No. Only Congress/US Treasury creates base money. The Fed manages it.


Another after-the-fact correction for the record:

"As you of course know, whenever they "purchase"an asset (be it Treasuries, mortgage-backed securities or theoretically whatever) the monetary base goes up by that amount. Equally, if existing portfolio assets mature or are sold, the monetary base goes down."

No. The Fed cannot purchase the initial treasury securities auctioned to the public by the US Treasury. These are the treasury securities that increase the monetary base. It can only purchase treasury securities and the others you mention in the after-market ON THE OPEN MARKET, as you could.

Fed purchases


Another correction for the record on this dead thread:

"Until the crisis, over the entire life of the republic this process had resulted in a monetary base of about $800 billion. Today, it's $3.9 trillion."

No. In fact, since 1998, the US Treasury has created, "issued," $719 TRILLION in treasury securities, both marketable and non-marketable. See the Daily Treasury Statements since 1998 on the US Treasury's Bureau of the Fiscal Service website. Add 'em up. The end of the fiscal year is Sept 30.


Final selected correction for the record, or I'll be here all day:

"The private sector is also perfectly capable of adding financial assets."

ABSOLUTELY IMPOSSIBLE. Mathematically impossible. Cannot be done. Any gain is someone else's loss. One person's asset is another person's liability.

The US dollar is a closed system. Only the US federal government can create a dollar. Only the US federal government can add new financial assets to the system.


Again, days later, only saw this--this thread is a monster and I haven't caught everything. But I don't want someone reading this later left with questions.

"Then, the lending bank's reserves will be debited by the amount of the drawdown"

No. The customer's local BANK account is debited. Reserves aren't touched. If the customer wrote a check to someone within the same local bank, nothing happens. If the check goes to bank B, the BANK moves the reserves backing up the amount of the check/loan to Bank B.

I have to go out now. Can't answer the rest.



That should at least partially address your claims.

The thing with MMT is that despite the 'theory' in the name it's mostly a description of how modern fiat currencies objectively work. The theory part is in suggestions of what can be done with that power and knowledge. Any claims that this can't possible work run right up against that fact that, well, it does work. And has been for the better part of a century.

There's a comment somewhere above to the effect that nothing MMTers say would be shocking to an economist a hundred years ago. And I'm sure it wouldn't be. But that's kind of the point; knowledge has been lost in the intervening decades and we've now come to a period where it seems no one in charge actually understands the fundamentals about how some very key things actually work. One wonders what the staffers of the Congressional Library actually do all day, since it's certainly not helping our Represenatives educate themselves.

Who knows, maybe at least a few of them do have some understanding and are simply being intentional liars.
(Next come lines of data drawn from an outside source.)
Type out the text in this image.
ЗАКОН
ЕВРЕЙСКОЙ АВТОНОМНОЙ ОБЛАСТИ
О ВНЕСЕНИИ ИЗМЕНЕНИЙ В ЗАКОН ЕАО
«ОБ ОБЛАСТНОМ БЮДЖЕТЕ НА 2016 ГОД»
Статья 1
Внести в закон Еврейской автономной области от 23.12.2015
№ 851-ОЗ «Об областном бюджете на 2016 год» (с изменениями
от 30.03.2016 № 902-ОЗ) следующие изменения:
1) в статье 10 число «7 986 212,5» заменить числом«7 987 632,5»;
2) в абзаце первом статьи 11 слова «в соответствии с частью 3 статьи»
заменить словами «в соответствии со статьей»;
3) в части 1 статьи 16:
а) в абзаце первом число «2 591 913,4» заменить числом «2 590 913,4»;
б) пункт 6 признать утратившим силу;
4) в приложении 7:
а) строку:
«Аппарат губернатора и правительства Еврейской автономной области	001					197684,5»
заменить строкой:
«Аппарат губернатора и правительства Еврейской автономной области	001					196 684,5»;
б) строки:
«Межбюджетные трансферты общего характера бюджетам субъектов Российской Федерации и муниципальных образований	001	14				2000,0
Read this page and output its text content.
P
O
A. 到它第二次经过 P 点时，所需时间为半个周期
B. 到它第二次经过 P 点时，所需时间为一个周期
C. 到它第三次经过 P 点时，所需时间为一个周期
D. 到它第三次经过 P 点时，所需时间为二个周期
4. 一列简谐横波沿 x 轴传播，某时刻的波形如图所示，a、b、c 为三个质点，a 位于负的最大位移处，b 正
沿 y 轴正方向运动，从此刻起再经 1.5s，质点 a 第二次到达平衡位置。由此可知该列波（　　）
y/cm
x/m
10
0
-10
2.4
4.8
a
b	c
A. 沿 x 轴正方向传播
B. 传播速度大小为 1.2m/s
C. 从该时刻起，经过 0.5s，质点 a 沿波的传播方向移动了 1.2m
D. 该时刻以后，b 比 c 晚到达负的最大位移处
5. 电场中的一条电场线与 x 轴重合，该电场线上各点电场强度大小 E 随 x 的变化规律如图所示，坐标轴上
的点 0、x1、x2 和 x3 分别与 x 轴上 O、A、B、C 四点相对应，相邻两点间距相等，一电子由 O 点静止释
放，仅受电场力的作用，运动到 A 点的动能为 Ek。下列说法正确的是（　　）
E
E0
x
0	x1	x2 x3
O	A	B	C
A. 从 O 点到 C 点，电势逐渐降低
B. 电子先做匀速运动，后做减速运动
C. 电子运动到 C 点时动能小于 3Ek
Bernie Sanders (who I'm not calling a liar, bad transition, I know) knows Kelton, so he must have at least some understanding of how our money works. But even so he's talking about raising taxes on the rich to pay for College. Perhaps he's just playing it safe for now, to first present the ultimate goal, and should he ever win he can begin the difficult task of actually getting both the public and Congress to understand that we don't actually need to raise taxes to pay for anything.

MRW, I would greatly like to see some of what you've gathered and discovered in your research. Can you point me to the nineteen-teens documents you say are now scanned on Google?